Mangtrepnya Museum Nasional Singapura

Museum biasanya dianggap sebagai tempat yang terlalu kuno dan kurang menarik untuk dikunjungi. Museum juga kerap diasosiasikan dengan ruangan gelap dengan berbagai meja dimana berbagai barang sejarah diletakkan begitu saja. Tapi, Museum Nasional Singapura ini berbeda. Gedung berarstektur kuno memang menjadi topeng dari luar. Namun, suasana terang justru diumbar dari meja registrasi. Polesan modern menyengat saat ruang demi ruang saya kunjungi. Bicara kecanggihan, sebetulnya museum ini tidak canggih-canggih amat, lebih tepatnya efektif. Beberapa lokasi lebih banyak mengolah model pencahayaan serta animasi untukmendramatisir suasana.




Dari sisi konten, ada dua bagian dari museum, yaitu bagian sejarah serta bagian temporer. Pada bagian sejarah, kita akan disuguhi berbagai pernak-pernik yang mendeskripsikan betapa sejarah negara ini yang sangat berliku. Masa dimana Singapura menjadi rebutan kerajaan-kerajaan [yang kini menjadi wilayah] Malaysia dan Indonesia dilanjutkan era kolonial Belanda hingga bagian pendudukan Jepang. Malah era pendudukan Jepang 'dipropagandakan' sebagai era tersuram Malaysia, entah mengapa, rasa-rasanya di Indonesia biasa saja. Era awal kemerdekaan, integrasi ke Malaysia, hingga akhirnya memisahkan dari Malaysia dideskripsikan dengan detail. Singapura memang mengalami pergolakan status kenegaraan yang dinamis pasca berakhirnya era kolonial Inggris.

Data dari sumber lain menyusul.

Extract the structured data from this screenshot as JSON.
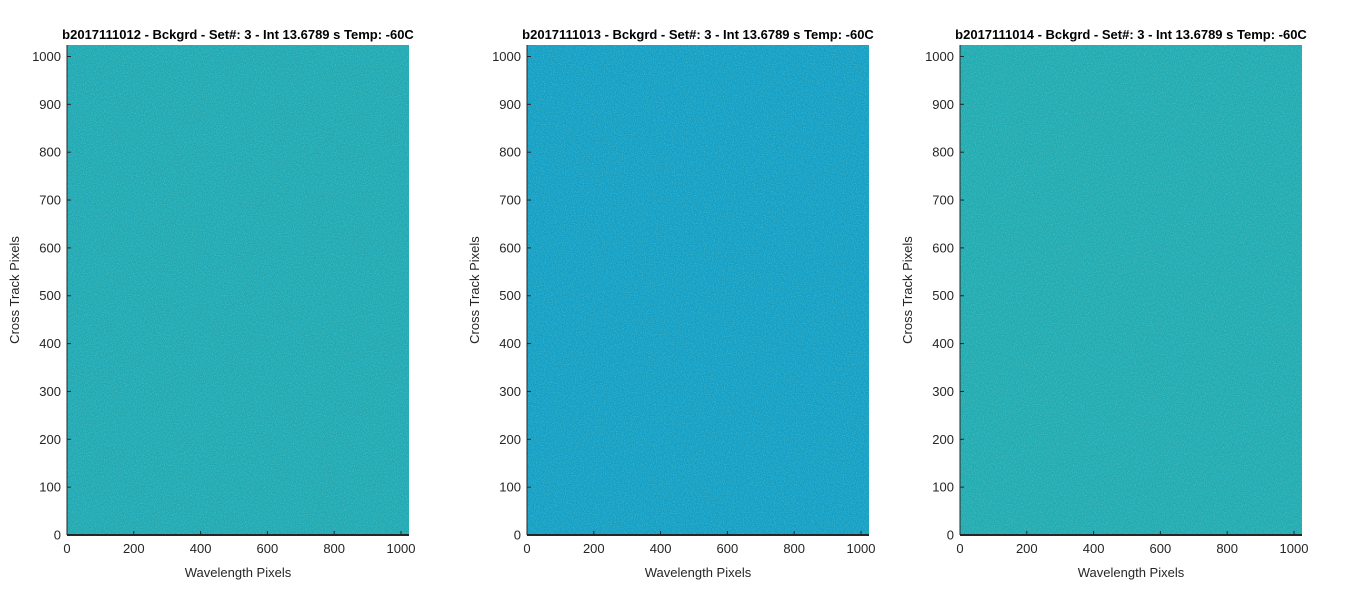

Sentuhan modern sebetulnya tidak terlalu mendominasi museum ini. Hanya saja, sebuah ruangan [yang sayangnya saya lupa namanya] menjajakan atraksi video animasi tiga dimensi. Terpukau, saya kagum dengan konsep dan implementasinya. Diceritakan suasana hutan dalam model akustik, termasuk juga pencahayaan dan suaranya. Sebagai klimaks, sebuah atraksi benda-benda langit turun bakal menghipnotis kita, apalagi dengan ruangan yang mempersilakan kita berbaring menatap langit.

Emas Kokohnya Masjid Abdul Gaffar


Sebetulnya saya ke masjid ini dalam sebuah ketidaksengajaan. Tapi Allah memang punya rencana baik sehingga saya berkesempatan menapaki sebuah bangunan yang menjadi simbol kedaulatan beragama umat muslim di Singapura. Alhamdulillah.

Corak kuning dan hijaunya agak unik karena menjadi wujud asilmilasi budaya melayu dengan india. Kedua budaya tersebut memang kerap menggusung warna kuning dan hijau dalam berbagai arsitektur dan juga kegiatan budaya. Lokasi masjid ini memang dekat dengan kawasan Little India, bahkan sebagian besar yang sedang sholat dan mengaji di situ [saat saya mampir] adalah orang India. MasyaAllah...

Dijemur Teriknya Fort Canning Park


Dalam bahasa Inggris, 'fort' berarti benteng. Jelas bukan wisata yang asyik untuk berfoto ria. Tapi lain urusan jika yang ingin dinikmati adalah sisi sejarah sekaligus arsitektur. Awalnya saya membayangkan seuah benteng besar layaknya benteng-benteng yang ada di Pulau Ternate dan Tidore. Tapi sayang dugaan saya ternyata meleset. Justru situs ini sekarang menawarkan wisata olah raga lewat kontur berbukit-bukit serta perdunya pohon. Baiklah, anggap saja ini situs untuk memperpanjang catatan berjalan kaki saya tiap nge-backpacker.